New consent rules may threaten our health

Consent, confidentiality, and the threat to public health surveillance BMJ Volume 324, pp 1210-13

Peer-Reviewed Publication

BMJ

Undue emphasis on patient consent and over-zealous application of guidelines on confidentiality would prejudice disease surveillance and seriously threaten the health of the general public, doctors report in this week’s BMJ.

Surveillance of disease is essential to protect and promote public health. Information from routine patient consultations is used to identify hazards and control the spread of infections and disease. But health surveillance relies entirely on prompt and accurate reporting of the occurrence of disease by doctors and other health professionals.

In the light of recent guidelines, some authorities have questioned whether doctors should share data of public health importance that could potentially identify patients without either obtaining the patients’ explicit consent or totally anonymising the data.

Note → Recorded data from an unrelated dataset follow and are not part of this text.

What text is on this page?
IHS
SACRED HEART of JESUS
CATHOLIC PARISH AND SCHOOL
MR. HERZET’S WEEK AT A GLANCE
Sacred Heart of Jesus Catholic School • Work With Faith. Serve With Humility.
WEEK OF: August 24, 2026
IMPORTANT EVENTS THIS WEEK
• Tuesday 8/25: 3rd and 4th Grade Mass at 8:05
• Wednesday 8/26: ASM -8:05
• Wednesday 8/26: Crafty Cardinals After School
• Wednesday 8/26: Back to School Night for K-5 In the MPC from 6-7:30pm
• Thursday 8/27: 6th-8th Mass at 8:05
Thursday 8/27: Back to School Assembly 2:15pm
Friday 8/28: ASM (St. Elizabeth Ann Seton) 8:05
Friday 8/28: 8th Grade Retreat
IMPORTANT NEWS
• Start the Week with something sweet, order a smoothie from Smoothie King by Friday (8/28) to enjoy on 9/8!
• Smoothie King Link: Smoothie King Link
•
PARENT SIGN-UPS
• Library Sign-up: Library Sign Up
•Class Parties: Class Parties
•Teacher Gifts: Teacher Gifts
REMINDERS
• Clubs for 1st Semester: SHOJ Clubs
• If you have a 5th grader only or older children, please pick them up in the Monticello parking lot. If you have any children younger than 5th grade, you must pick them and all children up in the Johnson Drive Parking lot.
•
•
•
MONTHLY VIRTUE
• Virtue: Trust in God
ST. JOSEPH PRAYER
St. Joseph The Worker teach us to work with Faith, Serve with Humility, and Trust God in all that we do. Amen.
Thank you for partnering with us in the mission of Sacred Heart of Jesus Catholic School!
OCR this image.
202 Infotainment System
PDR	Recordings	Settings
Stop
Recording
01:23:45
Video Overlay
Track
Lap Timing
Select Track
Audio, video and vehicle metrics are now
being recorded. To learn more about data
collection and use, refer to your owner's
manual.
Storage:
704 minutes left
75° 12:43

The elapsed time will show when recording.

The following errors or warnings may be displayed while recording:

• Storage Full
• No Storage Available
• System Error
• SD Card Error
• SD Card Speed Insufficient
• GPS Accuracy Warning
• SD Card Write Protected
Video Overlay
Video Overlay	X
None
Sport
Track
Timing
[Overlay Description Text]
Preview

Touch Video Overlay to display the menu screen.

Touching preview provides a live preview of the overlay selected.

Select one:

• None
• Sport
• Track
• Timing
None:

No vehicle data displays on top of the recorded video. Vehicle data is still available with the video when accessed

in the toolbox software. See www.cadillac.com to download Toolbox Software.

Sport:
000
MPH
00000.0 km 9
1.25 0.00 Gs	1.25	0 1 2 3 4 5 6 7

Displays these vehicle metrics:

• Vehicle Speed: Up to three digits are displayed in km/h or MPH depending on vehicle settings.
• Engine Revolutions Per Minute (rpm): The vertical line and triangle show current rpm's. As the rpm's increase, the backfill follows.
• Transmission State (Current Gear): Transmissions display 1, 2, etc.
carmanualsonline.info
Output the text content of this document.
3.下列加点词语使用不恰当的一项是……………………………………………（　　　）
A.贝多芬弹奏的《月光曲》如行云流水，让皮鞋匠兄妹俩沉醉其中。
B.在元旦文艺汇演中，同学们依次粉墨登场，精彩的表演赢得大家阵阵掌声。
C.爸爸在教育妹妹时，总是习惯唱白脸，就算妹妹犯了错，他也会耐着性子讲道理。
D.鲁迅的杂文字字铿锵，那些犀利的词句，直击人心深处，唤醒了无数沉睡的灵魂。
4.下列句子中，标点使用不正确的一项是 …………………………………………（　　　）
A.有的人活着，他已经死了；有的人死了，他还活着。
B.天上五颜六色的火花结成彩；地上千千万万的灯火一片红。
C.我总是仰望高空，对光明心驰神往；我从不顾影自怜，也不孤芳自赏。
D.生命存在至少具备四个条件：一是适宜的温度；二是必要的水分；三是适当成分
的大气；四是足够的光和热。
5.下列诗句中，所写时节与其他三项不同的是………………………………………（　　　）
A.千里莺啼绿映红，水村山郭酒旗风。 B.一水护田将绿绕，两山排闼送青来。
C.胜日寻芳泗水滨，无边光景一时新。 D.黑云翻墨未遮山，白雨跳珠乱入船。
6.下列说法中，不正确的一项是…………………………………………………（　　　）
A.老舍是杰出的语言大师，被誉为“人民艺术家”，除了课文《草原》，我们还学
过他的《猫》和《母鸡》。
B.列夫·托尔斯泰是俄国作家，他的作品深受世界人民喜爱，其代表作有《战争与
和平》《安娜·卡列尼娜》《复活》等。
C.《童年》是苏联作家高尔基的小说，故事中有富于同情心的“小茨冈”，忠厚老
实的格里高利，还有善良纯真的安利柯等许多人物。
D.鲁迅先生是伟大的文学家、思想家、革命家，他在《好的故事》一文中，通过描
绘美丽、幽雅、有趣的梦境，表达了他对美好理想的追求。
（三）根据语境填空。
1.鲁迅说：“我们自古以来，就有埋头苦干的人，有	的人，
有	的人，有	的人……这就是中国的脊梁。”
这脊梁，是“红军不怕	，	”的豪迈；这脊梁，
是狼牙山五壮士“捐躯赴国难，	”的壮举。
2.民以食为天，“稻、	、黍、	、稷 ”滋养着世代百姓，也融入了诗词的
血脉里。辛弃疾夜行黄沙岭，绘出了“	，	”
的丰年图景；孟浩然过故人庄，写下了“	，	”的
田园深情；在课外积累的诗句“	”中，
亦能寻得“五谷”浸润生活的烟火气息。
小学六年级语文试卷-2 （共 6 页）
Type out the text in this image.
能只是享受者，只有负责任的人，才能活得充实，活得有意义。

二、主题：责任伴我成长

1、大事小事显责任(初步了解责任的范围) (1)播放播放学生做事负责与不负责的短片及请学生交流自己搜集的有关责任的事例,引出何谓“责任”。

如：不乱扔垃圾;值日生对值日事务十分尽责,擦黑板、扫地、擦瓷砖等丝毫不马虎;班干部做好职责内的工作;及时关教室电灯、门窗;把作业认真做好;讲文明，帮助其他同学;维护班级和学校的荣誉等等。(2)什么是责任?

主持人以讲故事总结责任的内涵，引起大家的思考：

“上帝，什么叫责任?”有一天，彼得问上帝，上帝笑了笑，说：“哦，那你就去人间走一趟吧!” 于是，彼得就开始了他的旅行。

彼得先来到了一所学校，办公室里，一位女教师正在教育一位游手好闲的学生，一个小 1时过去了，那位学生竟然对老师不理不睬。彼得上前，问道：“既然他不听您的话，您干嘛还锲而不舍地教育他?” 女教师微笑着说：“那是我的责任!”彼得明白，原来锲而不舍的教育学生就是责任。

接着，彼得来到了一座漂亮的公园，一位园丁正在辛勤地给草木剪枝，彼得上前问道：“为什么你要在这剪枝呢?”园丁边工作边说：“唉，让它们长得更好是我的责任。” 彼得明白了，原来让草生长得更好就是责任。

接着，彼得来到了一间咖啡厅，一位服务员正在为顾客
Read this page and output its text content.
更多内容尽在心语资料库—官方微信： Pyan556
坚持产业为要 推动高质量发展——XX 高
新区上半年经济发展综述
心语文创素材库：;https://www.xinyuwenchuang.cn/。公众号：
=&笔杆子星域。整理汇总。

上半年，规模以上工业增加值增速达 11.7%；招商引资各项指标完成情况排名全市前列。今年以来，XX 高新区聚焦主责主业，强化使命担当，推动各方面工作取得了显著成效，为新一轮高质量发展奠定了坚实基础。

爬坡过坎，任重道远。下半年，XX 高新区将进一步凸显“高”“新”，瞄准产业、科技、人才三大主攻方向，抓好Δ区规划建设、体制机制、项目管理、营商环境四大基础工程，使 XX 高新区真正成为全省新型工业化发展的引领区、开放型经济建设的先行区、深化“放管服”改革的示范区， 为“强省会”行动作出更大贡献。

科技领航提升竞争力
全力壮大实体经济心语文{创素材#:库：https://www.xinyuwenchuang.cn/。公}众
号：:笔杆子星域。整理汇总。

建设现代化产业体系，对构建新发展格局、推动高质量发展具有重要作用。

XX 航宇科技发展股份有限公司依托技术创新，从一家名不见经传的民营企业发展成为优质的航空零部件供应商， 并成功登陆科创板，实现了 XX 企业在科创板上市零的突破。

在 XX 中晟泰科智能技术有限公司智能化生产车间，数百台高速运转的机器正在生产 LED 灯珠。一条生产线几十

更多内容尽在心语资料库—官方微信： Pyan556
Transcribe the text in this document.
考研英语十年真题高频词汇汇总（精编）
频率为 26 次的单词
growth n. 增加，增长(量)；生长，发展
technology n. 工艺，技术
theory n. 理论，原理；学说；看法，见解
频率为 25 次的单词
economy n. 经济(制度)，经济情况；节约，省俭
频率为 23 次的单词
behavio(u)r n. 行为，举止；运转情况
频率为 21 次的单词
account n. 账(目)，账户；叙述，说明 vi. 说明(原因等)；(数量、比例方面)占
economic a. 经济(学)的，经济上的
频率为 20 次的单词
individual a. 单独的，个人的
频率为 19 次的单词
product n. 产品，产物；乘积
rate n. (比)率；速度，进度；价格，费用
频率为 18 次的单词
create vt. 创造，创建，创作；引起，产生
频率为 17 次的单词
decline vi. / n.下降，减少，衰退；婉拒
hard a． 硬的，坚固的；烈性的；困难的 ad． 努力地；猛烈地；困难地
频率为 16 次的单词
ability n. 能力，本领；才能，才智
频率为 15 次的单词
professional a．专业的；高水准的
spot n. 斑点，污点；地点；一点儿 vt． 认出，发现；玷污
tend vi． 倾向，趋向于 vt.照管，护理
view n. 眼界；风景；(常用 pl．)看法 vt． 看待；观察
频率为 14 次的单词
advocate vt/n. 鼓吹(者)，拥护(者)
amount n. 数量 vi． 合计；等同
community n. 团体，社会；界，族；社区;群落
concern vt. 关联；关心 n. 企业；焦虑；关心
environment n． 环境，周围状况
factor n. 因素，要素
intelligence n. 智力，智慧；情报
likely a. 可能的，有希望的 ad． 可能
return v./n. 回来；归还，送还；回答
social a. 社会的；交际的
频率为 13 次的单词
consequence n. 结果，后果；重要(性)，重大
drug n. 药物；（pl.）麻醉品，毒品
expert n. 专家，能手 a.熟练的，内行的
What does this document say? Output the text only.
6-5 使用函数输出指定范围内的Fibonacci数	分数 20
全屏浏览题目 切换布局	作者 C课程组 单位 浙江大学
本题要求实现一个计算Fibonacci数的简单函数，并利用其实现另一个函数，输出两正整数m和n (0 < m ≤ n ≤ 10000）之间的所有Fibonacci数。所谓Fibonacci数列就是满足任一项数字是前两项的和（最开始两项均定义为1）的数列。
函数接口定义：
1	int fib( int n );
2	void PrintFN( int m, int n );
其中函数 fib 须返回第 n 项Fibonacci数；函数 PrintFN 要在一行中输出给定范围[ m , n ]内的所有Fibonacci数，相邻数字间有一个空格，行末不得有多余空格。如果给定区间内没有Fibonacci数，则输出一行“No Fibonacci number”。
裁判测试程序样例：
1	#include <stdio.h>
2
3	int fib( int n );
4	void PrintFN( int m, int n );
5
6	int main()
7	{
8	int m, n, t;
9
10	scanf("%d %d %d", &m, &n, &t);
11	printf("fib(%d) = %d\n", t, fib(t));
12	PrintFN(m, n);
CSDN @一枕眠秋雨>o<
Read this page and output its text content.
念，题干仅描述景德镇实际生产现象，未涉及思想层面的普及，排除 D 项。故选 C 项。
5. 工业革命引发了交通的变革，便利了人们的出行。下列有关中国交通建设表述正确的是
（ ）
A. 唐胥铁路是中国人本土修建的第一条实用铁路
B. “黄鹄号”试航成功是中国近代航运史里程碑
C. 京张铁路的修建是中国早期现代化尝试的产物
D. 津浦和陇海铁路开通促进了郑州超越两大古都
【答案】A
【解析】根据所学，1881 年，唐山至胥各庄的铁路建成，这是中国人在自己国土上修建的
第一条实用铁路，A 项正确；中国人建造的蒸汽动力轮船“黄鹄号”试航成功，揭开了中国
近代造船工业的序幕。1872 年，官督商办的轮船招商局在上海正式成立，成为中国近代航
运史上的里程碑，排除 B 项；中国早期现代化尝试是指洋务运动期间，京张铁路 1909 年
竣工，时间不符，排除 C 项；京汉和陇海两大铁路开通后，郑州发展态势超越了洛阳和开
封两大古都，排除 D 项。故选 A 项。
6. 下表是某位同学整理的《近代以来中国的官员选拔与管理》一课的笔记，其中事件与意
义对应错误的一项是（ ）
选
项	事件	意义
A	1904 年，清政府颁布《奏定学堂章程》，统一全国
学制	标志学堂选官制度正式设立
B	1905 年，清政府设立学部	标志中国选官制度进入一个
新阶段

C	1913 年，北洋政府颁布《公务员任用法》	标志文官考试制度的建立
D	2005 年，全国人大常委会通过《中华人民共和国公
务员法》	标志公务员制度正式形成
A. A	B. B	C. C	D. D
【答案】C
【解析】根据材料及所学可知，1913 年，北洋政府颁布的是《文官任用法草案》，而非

Drawing from examples from child health, the authors explain how routine surveillance protects health. Certain restrictions (for example, always asking patient or parent permission before passing on data) would so damage surveillance procedures that they would cease to protect the health of the public, resulting in preventable ill health and deaths.

They argue that the medical profession needs to do more to inform the public about the important ways in which information about individual patients is used to protect health.

They conclude that those responsible for developing guidelines on patient confidentiality and consent, and for advising doctors, must recognise the public health duties of doctors and consider issues related to health surveillance so that the health of the public is not put at risk.